Выбрать главу

Во время ужина при свете сотни ароматических свечей за олениной, кабанятиной и добрым бургундским вином я твердо решила, что, став королевой, постараюсь объединить лучшее, что есть в Испании и во Фландрии. Мое правление будет самым просвещенным и милосердным. Я стану царствовать в Испании вместе с Филиппом и детьми. Мы сделаемся самой счастливой и любящей королевской четой, во владения которой войдут не только земли в Старом Свете, но и обширные американские колонии, которые нам предстоит покорить и обустроить.

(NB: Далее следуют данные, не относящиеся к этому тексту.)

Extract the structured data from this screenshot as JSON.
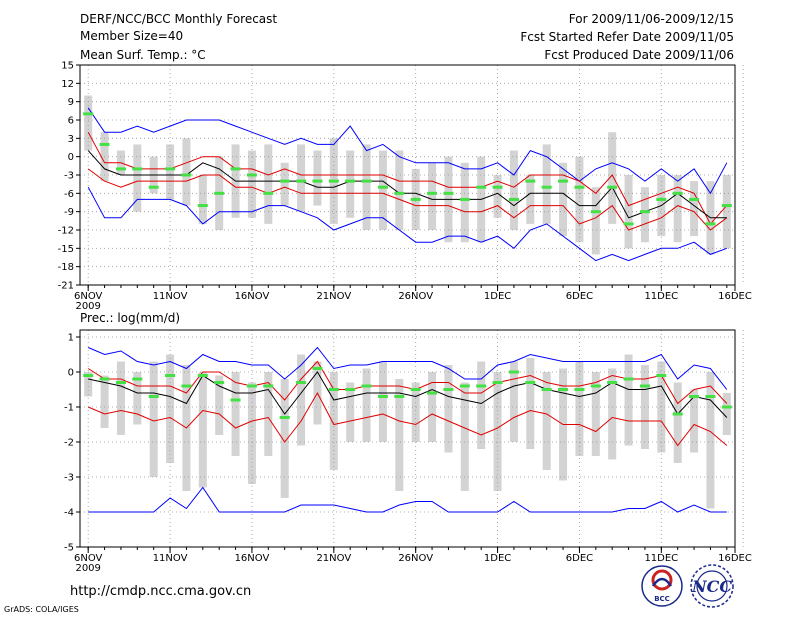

Мои простодушные фантазии были полны мягких ковров, изысканной мебели и дорогих нарядов, словно богатство и роскошь могли защитить меня от несчастий и козней врагов. Поздно вечером, оставшись с мужем наедине, я играла для него на клавикордах и танцевала танцы, которым научилась у невольниц-мавританок. Но после занятий любовью, когда мы лежали в постели, не разнимая объятий, и беседовали о прошедшем приеме, Филипп принялся издеваться над моими соотечественниками, высмеивать дурные манеры того герцога или этого маркиза, «вонючих попов» и тяжелую еду, «напрочь лишенную разнообразия». Испания ему до смерти надоела, и он не мог дождаться возвращения в чудесную Фландрию. Сколько можно терять здесь время, дожидаясь, пока кортесы соблаговолят провозгласить его наследником. Разумеется, эта задержка — дело рук моего отца, который хочет во что бы то ни стало задержать нас в Испании. Король пытается подгадать церемонию под начало очередной войны с Францией и тем самым вынудить Филиппа нарушить обещания, данные его другу, французскому королю. У епископа Безансонского есть точные сведения, что споры Арагона и Франции за Неаполь вот-вот приведут к новому кровопролитию.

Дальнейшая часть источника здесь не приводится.